Capitolo 64, LE SUCCESSIONI
Nozione e funzioni della successione a causa di morte
La successione a causa di morte è il trasferimento dei rapporti giuridici di una
persona che avviene quando questa muore. Con la morte, infatti, si
estinguono la persona e i suoi diritti legati alla sua individualità (diritti
personalissimi), ma rimane aperta la questione di cosa succede ai suoi beni. Il
diritto delle successioni serve proprio a regolare questo passaggio, cercando
di rispondere a diverse esigenze, tra loro bilanciate:
● Bisogna evitare che i beni del defunto rimangano senza titolare
(evitando cioè una vacatio) e che si generino incertezze o appropriazioni
abusive.
● Si vuole rispettare il legame familiare, considerando i parenti come
naturali destinatari del patrimonio.
● Si deve tener conto della volontà del defunto su come distribuire i suoi
beni.
● È utile favorire il ricambio nella titolarità dei patrimoni, permettendo che
almeno una parte dei beni torni in circolazione a beneficio della
collettività.
Queste esigenze sono riconosciute anche dalla Costituzione, che affida alla
legge il compito di stabilire le regole e i limiti delle successioni legittime e
testamentarie, oltre ai diritti dello Stato sulle eredità (art. 42, comma 4, Cost.).
In sintesi:
● Se una persona lascia un testamento, i suoi beni verranno distribuiti
secondo quanto ha stabilito (successione testamentaria).
● Se non c’è testamento, i beni saranno assegnati ai parenti secondo la
legge (successione legittima).
● In ogni caso, una parte del patrimonio (la quota legittima) deve
comunque andare ad alcuni parenti stretti, anche se il testatore ha
disposto diversamente (successione necessaria).

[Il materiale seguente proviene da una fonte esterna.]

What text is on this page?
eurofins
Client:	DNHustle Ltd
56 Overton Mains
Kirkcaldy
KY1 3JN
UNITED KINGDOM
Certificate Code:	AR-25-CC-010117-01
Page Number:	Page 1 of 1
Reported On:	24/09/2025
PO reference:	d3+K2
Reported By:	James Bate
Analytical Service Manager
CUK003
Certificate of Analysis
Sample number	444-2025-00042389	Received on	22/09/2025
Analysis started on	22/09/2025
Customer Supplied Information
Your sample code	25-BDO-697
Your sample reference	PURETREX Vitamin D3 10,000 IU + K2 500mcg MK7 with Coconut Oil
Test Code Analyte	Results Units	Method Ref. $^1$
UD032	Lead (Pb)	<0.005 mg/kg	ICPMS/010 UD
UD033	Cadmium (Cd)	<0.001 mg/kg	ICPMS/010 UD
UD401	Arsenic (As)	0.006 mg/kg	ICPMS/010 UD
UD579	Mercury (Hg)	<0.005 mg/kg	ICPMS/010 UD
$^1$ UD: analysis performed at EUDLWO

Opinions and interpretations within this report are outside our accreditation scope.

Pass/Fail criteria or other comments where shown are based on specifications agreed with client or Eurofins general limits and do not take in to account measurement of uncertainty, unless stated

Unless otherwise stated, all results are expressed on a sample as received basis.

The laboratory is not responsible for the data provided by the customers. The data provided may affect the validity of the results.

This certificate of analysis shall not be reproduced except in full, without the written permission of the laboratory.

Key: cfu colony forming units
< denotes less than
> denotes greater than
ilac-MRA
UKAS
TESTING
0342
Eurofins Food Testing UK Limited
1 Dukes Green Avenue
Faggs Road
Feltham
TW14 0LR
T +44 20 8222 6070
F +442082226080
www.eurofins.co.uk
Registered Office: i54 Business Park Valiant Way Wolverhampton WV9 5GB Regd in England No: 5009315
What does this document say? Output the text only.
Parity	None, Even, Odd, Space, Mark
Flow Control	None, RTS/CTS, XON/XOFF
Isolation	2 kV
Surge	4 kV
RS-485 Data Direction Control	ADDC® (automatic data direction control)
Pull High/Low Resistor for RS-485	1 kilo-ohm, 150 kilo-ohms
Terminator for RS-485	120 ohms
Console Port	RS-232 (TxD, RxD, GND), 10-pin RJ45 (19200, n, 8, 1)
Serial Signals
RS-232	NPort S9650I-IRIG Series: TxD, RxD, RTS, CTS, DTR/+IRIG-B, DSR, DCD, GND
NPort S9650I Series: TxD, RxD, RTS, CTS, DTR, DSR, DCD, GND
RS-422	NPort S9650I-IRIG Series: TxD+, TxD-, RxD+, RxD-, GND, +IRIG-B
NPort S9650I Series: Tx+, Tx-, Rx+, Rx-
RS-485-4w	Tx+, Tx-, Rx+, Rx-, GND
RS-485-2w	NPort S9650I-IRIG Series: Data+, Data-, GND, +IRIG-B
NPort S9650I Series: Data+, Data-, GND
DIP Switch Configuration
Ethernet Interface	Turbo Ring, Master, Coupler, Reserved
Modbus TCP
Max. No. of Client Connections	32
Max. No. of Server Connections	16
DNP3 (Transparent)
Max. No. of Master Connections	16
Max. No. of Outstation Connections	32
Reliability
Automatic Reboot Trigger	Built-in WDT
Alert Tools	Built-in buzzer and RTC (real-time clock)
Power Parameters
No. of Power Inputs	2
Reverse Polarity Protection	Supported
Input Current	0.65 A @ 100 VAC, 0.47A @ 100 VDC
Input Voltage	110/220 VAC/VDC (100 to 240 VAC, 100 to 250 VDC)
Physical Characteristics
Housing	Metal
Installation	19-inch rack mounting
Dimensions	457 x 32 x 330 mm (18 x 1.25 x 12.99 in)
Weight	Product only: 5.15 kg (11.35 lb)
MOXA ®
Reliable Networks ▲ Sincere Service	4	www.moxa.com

● Infine, lo Stato può applicare tasse sull’eredità, più alte quanto più
lontano è il grado di parentela tra il defunto e l’erede.
Oltre al codice civile, oggi disciplina le successioni anche il Regolamento UE
n. 650/2012, che introduce norme comuni in Europa e il certificato successorio
europeo, utile nei casi in cui l’eredità coinvolga più Stati.
Il titolo della successione e i patti successori
La causa della successione è la morte della persona: è l’evento che fa
scattare la trasmissione del patrimonio. Essa però non specifica ancora la
direzione della trasmissione ereditaria, a chi andranno i beni: il c.c. stabilisce a
riguardo che l’eredità si devolve per legge o per testamento (art. 457 com. 1).
La legge e il testamento costituiscono perciò il titolo della successione, che si
denomina, rispettivamente, legittima e testamentaria.
Questi due titoli possono anche coesistere: ad esempio, se il testamento
dispone solo di una parte dei beni, quelli rimasti saranno distribuiti secondo la
legge.
Nel codice civile originario, non erano ammessi altri titoli, diversi dal
testamento, per trasmettere i beni dopo la morte. Questo perché si voleva
proteggere la libertà testamentaria, cioè la possibilità per ciascuno di
modificare la propria volontà fino all’ultimo istante di vita. Per questo motivo,
non era permesso stabilire la successione attraverso contratti o altri negozi
giuridici, che avrebbero potuto vincolare in modo definitivo la volontà di una
persona. Negli ultimi anni, tuttavia, è stata introdotta una deroga a questa
regola: il cosiddetto patto di famiglia. Si tratta di un contratto con cui si
assegna, in vita, un’impresa (o altri beni produttivi) ad alcuni discendenti per
garantire la continuità aziendale e la sua gestione da parte degli eredi ritenuti
più adatti.
I patti successori
In generale, rimane vietato stipulare atti tra vivi per regolare una successione
futura. Sono nulli (cioè privi di effetti) i patti successori, cioè gli atti con cui si
dispone dei diritti relativi a un’eredità che ancora non si è aperta. I patti
successori vietati sono di tre tipi:
1. Istitutivi – con cui una persona nomina erede un’altra (es. marito e
moglie che, con un contratto, si designano reciprocamente eredi).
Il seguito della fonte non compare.